French scholar and author

Michel Soymié (29 July 1924 – 14 July 2002; Chinese name: 蘇遠鳴; Su Yüen-ming (Sū Yuǎnmíng)) was a French scholar and author working in the field of Chinese popular religion and literature. As a professor at the École Pratique des Hautes Études (EPHE) in Paris he directed a research group working on the Dunhuang manuscripts collected in China by the Paul Pelliot expedition of 1906-1908 which eventually evolved into the Centre de recherche Civilisation chinoise (Centre for Research on Chinese Civilisation). He was responsible for publishing the collaborative catalogue of the Pelliot Dunhuang manuscripts.

== Biography ==
Michel Soymié studied Chinese (graduating in 1947) and then Japanese (1952) at Institut National des Langues et Civilisations Orientales (INALCO), the National Institute of Oriental Languages and Civilizations in Paris.
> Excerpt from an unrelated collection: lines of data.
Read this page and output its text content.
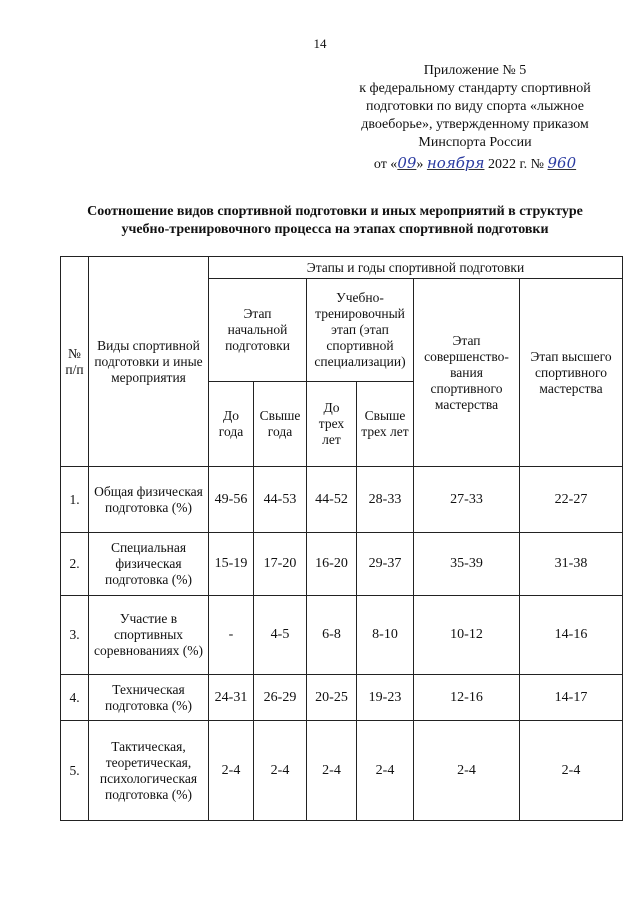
14
Приложение № 5
к федеральному стандарту спортивной
подготовки по виду спорта «лыжное
двоеборье», утвержденному приказом
Минспорта России
от «09» ноября 2022 г. № 960
Соотношение видов спортивной подготовки и иных мероприятий в структуре
учебно-тренировочного процесса на этапах спортивной подготовки
№ п/п	Виды спортивной подготовки и иные мероприятия	Этапы и годы спортивной подготовки					
		Этап начальной подготовки		Учебно-тренировочный этап (этап спортивной специализации)		Этап совершенство-вания спортивного мастерства	Этап высшего спортивного мастерства
		До года	Свыше года	До трех лет	Свыше трех лет		
1.	Общая физическая подготовка (%)	49-56	44-53	44-52	28-33	27-33	22-27
2.	Специальная физическая подготовка (%)	15-19	17-20	16-20	29-37	35-39	31-38
3.	Участие в спортивных соревнованиях (%)	-	4-5	6-8	8-10	10-12	14-16
4.	Техническая подготовка (%)	24-31	26-29	20-25	19-23	12-16	14-17
5.	Тактическая, теоретическая, психологическая подготовка (%)	2-4	2-4	2-4	2-4	2-4	2-4
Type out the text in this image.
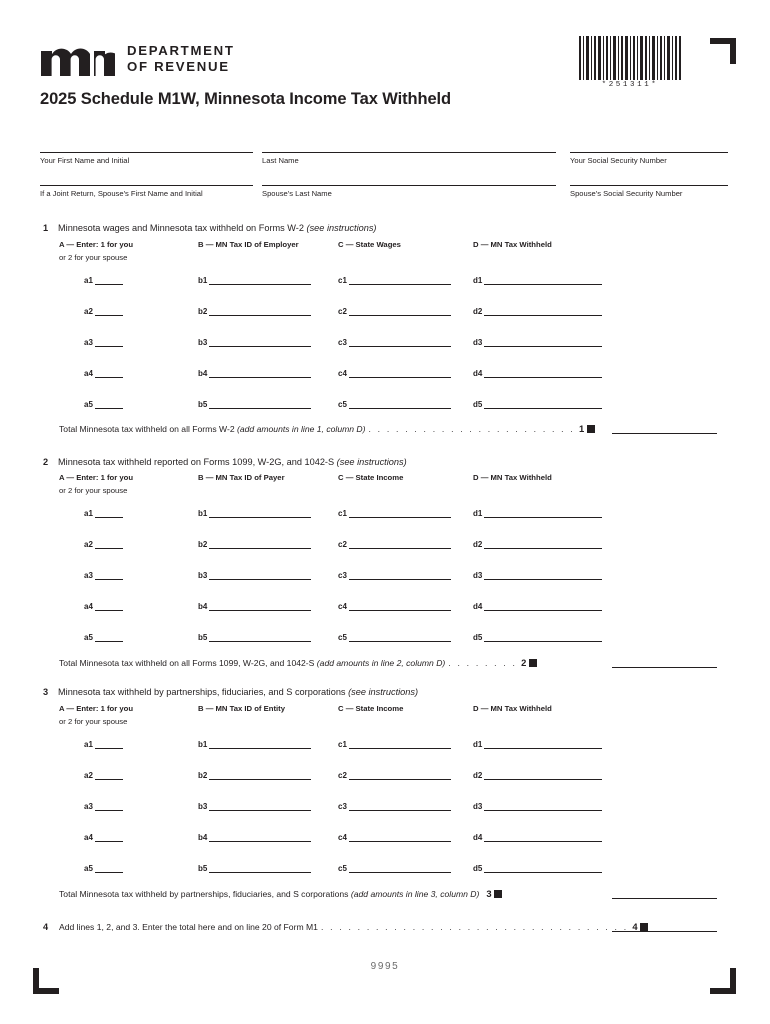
DEPARTMENT
OF REVENUE
*251311*
2025 Schedule M1W, Minnesota Income Tax Withheld
Your First Name and Initial	Last Name	Your Social Security Number
If a Joint Return, Spouse's First Name and Initial	Spouse's Last Name	Spouse's Social Security Number
1 Minnesota wages and Minnesota tax withheld on Forms W-2 (see instructions)
A — Enter: 1 for you
or 2 for your spouse
B — MN Tax ID of Employer	C — State Wages	D — MN Tax Withheld
a1	b1	c1	d1
a2	b2	c2	d2
a3	b3	c3	d3
a4	b4	c4	d4
a5	b5	c5	d5
Total Minnesota tax withheld on all Forms W-2 (add amounts in line 1, column D) . . . . . . . . . . . . . . . . . . . . . . . 1
2 Minnesota tax withheld reported on Forms 1099, W-2G, and 1042-S (see instructions)
A — Enter: 1 for you
or 2 for your spouse
B — MN Tax ID of Payer	C — State Income	D — MN Tax Withheld
a1	b1	c1	d1
a2	b2	c2	d2
a3	b3	c3	d3
a4	b4	c4	d4
a5	b5	c5	d5
Total Minnesota tax withheld on all Forms 1099, W-2G, and 1042-S (add amounts in line 2, column D) . . . . . . . . 2
3 Minnesota tax withheld by partnerships, fiduciaries, and S corporations (see instructions)
A — Enter: 1 for you
or 2 for your spouse
B — MN Tax ID of Entity	C — State Income	D — MN Tax Withheld
a1	b1	c1	d1
a2	b2	c2	d2
a3	b3	c3	d3
a4	b4	c4	d4
a5	b5	c5	d5
Total Minnesota tax withheld by partnerships, fiduciaries, and S corporations (add amounts in line 3, column D) 3
4 Add lines 1, 2, and 3. Enter the total here and on line 20 of Form M1 . . . . . . . . . . . . . . . . . . . . . . . . . . . . . . . . . . 4
9995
He worked at Centre national de la recherche scientifique (CNRS), the National Centre for Scientific Research (the largest public research organisation in France), first as a trainee researcher (1951-1952) and then as an assistant researcher (1953-1956).

In 1957 he moved to Japan to work at the Maison Franco-Japonaise in Tokyo until 1960 and then at the École française d'Extrême-Orient (EFEO) (French School of Far Eastern Studies) in Kyoto and Tokyo until 1966.
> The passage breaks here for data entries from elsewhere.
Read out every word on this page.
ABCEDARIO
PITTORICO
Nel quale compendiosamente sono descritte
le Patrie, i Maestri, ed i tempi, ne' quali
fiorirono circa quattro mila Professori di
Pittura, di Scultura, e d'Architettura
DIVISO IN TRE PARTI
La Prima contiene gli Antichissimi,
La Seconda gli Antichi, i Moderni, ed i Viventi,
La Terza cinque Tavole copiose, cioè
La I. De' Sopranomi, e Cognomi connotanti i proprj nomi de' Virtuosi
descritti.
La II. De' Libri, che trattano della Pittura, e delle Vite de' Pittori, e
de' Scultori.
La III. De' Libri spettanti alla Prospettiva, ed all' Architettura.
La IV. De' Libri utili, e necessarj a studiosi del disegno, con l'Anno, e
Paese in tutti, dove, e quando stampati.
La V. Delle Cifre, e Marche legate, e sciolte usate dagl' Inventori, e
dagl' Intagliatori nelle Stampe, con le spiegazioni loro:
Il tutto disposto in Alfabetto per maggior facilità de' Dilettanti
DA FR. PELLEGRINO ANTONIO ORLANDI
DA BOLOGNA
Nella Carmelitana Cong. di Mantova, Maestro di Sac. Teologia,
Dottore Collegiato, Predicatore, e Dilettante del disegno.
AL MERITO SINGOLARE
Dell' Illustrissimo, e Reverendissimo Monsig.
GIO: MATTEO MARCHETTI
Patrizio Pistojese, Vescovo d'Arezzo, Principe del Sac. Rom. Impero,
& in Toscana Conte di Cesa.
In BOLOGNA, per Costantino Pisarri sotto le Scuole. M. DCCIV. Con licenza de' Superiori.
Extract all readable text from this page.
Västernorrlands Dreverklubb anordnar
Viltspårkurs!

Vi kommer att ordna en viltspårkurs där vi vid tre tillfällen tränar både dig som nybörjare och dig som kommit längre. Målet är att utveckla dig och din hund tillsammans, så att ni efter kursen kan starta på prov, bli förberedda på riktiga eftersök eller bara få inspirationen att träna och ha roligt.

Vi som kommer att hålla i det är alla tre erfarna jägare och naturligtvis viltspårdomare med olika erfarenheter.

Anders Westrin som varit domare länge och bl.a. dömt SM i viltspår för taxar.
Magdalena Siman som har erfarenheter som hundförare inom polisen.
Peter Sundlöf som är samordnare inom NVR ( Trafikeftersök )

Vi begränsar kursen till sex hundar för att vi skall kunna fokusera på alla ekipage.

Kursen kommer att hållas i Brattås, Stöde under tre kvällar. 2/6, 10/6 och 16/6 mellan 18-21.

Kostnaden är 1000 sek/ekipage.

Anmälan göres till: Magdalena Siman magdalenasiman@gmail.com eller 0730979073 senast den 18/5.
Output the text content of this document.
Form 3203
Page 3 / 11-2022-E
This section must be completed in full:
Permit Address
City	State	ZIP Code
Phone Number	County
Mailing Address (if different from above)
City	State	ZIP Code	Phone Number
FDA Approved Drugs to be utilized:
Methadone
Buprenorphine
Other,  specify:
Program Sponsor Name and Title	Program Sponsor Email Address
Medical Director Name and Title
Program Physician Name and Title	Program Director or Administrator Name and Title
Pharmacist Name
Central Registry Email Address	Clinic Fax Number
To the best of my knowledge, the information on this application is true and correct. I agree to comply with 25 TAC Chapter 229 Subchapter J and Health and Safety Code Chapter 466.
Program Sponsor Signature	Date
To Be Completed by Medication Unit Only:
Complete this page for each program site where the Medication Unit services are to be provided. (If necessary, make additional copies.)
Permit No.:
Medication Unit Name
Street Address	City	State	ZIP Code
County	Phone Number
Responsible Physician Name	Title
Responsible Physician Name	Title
He was appointed to the Chair of "History and Philosophy of Mediaeval China" at the École Pratique des Hautes Études (EPHE), where he directed the Joint EPHE-CNRS Research Group working on the Dunhuang manuscripts from 1973 to 1985. His most important work was the completion and publication of the catalogue of the explorer Paul Pelliot's collection of Dunhuang manuscripts at the Bibliothèque nationale de France (French National Library). The Group also prepared descriptive notes to accompany the Pelliot collection of Chinese pictures at the Musée Guimet in Paris.
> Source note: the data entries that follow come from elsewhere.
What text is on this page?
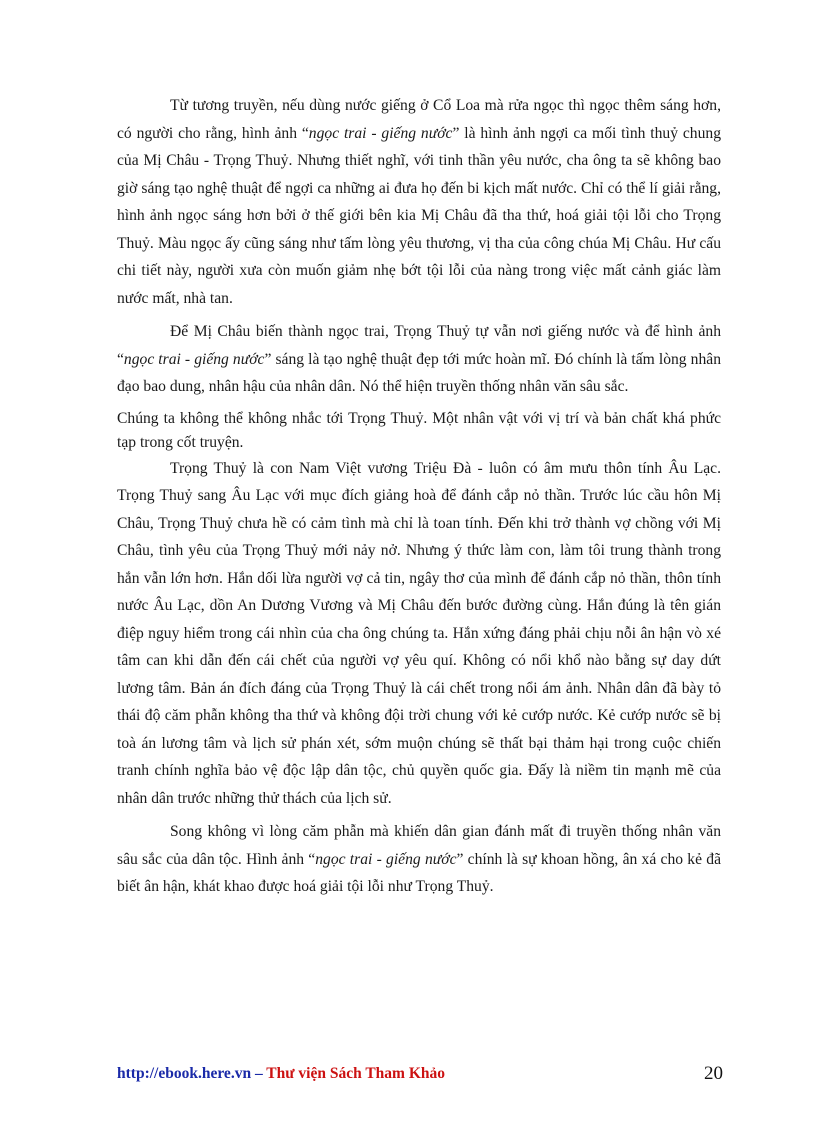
Từ tương truyền, nếu dùng nước giếng ở Cổ Loa mà rửa ngọc thì ngọc thêm sáng hơn, có người cho rằng, hình ảnh “ngọc trai - giếng nước” là hình ảnh ngợi ca mối tình thuỷ chung của Mị Châu - Trọng Thuỷ. Nhưng thiết nghĩ, với tinh thần yêu nước, cha ông ta sẽ không bao giờ sáng tạo nghệ thuật để ngợi ca những ai đưa họ đến bi kịch mất nước. Chỉ có thể lí giải rằng, hình ảnh ngọc sáng hơn bởi ở thế giới bên kia Mị Châu đã tha thứ, hoá giải tội lỗi cho Trọng Thuỷ. Màu ngọc ấy cũng sáng như tấm lòng yêu thương, vị tha của công chúa Mị Châu. Hư cấu chi tiết này, người xưa còn muốn giảm nhẹ bớt tội lỗi của nàng trong việc mất cảnh giác làm nước mất, nhà tan.

Để Mị Châu biến thành ngọc trai, Trọng Thuỷ tự vẫn nơi giếng nước và để hình ảnh “ngọc trai - giếng nước” sáng là tạo nghệ thuật đẹp tới mức hoàn mĩ. Đó chính là tấm lòng nhân đạo bao dung, nhân hậu của nhân dân. Nó thể hiện truyền thống nhân văn sâu sắc.

Chúng ta không thể không nhắc tới Trọng Thuỷ. Một nhân vật với vị trí và bản chất khá phức tạp trong cốt truyện.

Trọng Thuỷ là con Nam Việt vương Triệu Đà - luôn có âm mưu thôn tính Âu Lạc. Trọng Thuỷ sang Âu Lạc với mục đích giảng hoà để đánh cắp nỏ thần. Trước lúc cầu hôn Mị Châu, Trọng Thuỷ chưa hề có cảm tình mà chỉ là toan tính. Đến khi trở thành vợ chồng với Mị Châu, tình yêu của Trọng Thuỷ mới nảy nở. Nhưng ý thức làm con, làm tôi trung thành trong hắn vẫn lớn hơn. Hắn dối lừa người vợ cả tin, ngây thơ của mình để đánh cắp nỏ thần, thôn tính nước Âu Lạc, dồn An Dương Vương và Mị Châu đến bước đường cùng. Hắn đúng là tên gián điệp nguy hiểm trong cái nhìn của cha ông chúng ta. Hắn xứng đáng phải chịu nỗi ân hận vò xé tâm can khi dẫn đến cái chết của người vợ yêu quí. Không có nổi khổ nào bằng sự day dứt lương tâm. Bản án đích đáng của Trọng Thuỷ là cái chết trong nổi ám ảnh. Nhân dân đã bày tỏ thái độ căm phẫn không tha thứ và không đội trời chung với kẻ cướp nước. Kẻ cướp nước sẽ bị toà án lương tâm và lịch sử phán xét, sớm muộn chúng sẽ thất bại thảm hại trong cuộc chiến tranh chính nghĩa bảo vệ độc lập dân tộc, chủ quyền quốc gia. Đấy là niềm tin mạnh mẽ của nhân dân trước những thử thách của lịch sử.

Song không vì lòng căm phẫn mà khiến dân gian đánh mất đi truyền thống nhân văn sâu sắc của dân tộc. Hình ảnh “ngọc trai - giếng nước” chính là sự khoan hồng, ân xá cho kẻ đã biết ân hận, khát khao được hoá giải tội lỗi như Trọng Thuỷ.

http://ebook.here.vn – Thư viện Sách Tham Khảo	20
Michel Soymié also curated the collections of the Société Asiatique (French Asiatic Society), expanded various collections (notably the Japanese collection) of the EFEO Library and established the Dunhuang Manuscripts Research Group's library, described as the richest collection in its field in Europe.

He retired in 1992.

After his death his personal library was entrusted to the Bibliothèque municipale de Lyon (Municipal Library of the City of Lyon). The Library's Michel Soymié Collection of 8000 volumes includes monographs and serial publications in Western languages, Chinese and Japanese.

== Bibliography ==

- (dir.), Catalogue des manuscrits chinois de Touen-houang, fonds Pelliot de la Bibliothèque nationale, vol. 3, Paris, Fondation Singer-Polignac, 1983; vols. 4 and 5, Paris, EFEO, 1991 and 1995.
- Quelques représentations de statues miraculeuses dans les grottes de Touen-houang, in M. Soymié (dir.), Contributions aux études de Touen-houang, 3, Paris, EFEO, 1984, p. 77-102.
- Un Calendrier de douze jours par an dans les manuscrits de Touen-houang, BEFEO, vol. 69, 1981, p. 209-229.
- Un Recueil d'inscriptions sur peintures : le manuscrit P. 3304 verso, in M. Soymié (dir.), Nouvelles contributions aux études sur Touen-houang, Geneva, Droz, 1981, p. 169-204.